23. Danıştay Beşinci Dairesi 26/9/2018 tarihinde karar düzeltme talebini reddetmiştir.
24. Nihai karar başvurucuya 2/11/2018 tarihinde tebliğ edilmiştir. Başvurucu 28/11/2018 tarihinde bireysel başvuruda bulunmuştur.
IV. İLGİLİ HUKUK
25. İlgili hukuk için bkz. İsmail Hadidi, B. No: 2013/2126, 16/9/2015; Selim Salihoğlu, B. No: 2013/6285, 7/7/2015.
V. İNCELEME VE GEREKÇE
26. Mahkemenin 10/3/2021 tarihinde yapmış olduğu toplantıda başvuru incelenip gereği düşünüldü:
A. Başvurucunun İddiaları
27. Başvurucu, komiser yardımcılığı kursunu başarı ile bitirip komiser yardımcısı olarak atanmasından beş yıl sonra yargı kararı ile kazanılmış haklarının elinden alındığını belirtmiştir. Açık hata hususunun mahkemelerce yanlış yorumlandığını ifade etmiştir. İdarenin kusurlu davranışının sonuçlarına katlanmasının beklendiğinden yakınmıştır.
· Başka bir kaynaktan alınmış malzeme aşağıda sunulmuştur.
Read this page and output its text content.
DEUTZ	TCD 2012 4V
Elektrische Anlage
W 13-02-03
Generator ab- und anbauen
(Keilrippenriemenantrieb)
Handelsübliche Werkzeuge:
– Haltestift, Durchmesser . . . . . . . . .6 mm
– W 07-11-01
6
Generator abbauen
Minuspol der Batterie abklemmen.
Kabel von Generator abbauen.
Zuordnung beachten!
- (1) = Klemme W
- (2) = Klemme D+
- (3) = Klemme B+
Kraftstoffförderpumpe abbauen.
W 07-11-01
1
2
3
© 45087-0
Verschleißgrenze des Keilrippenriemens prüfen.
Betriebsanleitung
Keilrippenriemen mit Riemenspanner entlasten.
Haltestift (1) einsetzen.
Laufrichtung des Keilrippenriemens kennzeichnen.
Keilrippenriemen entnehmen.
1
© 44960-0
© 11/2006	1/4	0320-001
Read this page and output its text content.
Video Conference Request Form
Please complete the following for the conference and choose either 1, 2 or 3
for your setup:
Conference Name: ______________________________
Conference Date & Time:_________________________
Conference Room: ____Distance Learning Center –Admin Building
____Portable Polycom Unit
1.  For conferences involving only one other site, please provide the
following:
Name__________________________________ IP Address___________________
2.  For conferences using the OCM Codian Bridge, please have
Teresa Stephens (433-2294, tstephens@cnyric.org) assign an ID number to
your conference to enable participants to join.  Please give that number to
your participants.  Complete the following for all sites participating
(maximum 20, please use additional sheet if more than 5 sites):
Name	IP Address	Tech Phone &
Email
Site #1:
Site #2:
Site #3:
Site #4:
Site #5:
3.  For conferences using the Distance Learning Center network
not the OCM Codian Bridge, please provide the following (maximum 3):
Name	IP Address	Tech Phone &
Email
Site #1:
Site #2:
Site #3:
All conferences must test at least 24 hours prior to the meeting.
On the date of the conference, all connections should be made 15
Haksız ve hukuka aykırı olarak tesis edilen işlem nedeniyle adil yargılanma hakkının ihlal edildiğini ileri sürmüştür.
B. Değerlendirme
28. Anayasa"nın "Hak arama hürriyeti" kenar başlıklı 36. maddesinin birinci fıkrası şöyledir:
"Herkes, meşru vasıta ve yollardan faydalanmak suretiyle yargı mercileri önünde davacı veya davalı olarak iddia ve savunma ile adil yargılanma hakkına sahiptir."
29. Anayasa Mahkemesi, olayların başvurucu tarafından yapılan hukuki nitelendirmesi ile bağlı olmayıp olay ve olguların hukuki tavsifini kendisi takdir eder (Tahir Canan, B. No: 2012/969, 18/9/2013, § 16). Başvurucunun şikâyeti adil yargılanma hakkının güvencelerinden biri olan hakkaniyete uygun yargılanma hakkı kapsamında incelenmiştir.
30. Anayasa"nın 148. maddesinin dördüncü fıkrasında kanun yolunda gözetilmesi gereken hususlara ilişkin şikâyetlerin bireysel başvuruda incelenemeyeceği belirtilmiştir. Bu kapsamda ilke olarak mahkemeler önünde dava konusu yapılmış maddi olay ve olguların kanıtlanması, delillerin değerlendirilmesi, hukuk kurallarının yorumlanması ve uygulanması ile uyuşmazlıkla ilgili varılan sonucun adil olup olmaması bireysel başvuru konusu olamaz. Ancak bireysel başvuru kapsamındaki hak ve özgürlüklere müdahale teşkil eden, bariz takdir hatası veya açık bir keyfîlik içeren tespit ve sonuçlar bu kapsamda değildir (konuya ilişkin birçok karar arasından bkz. Ahmet Sağlam, B. No: 2013/3351, 18/9/2013).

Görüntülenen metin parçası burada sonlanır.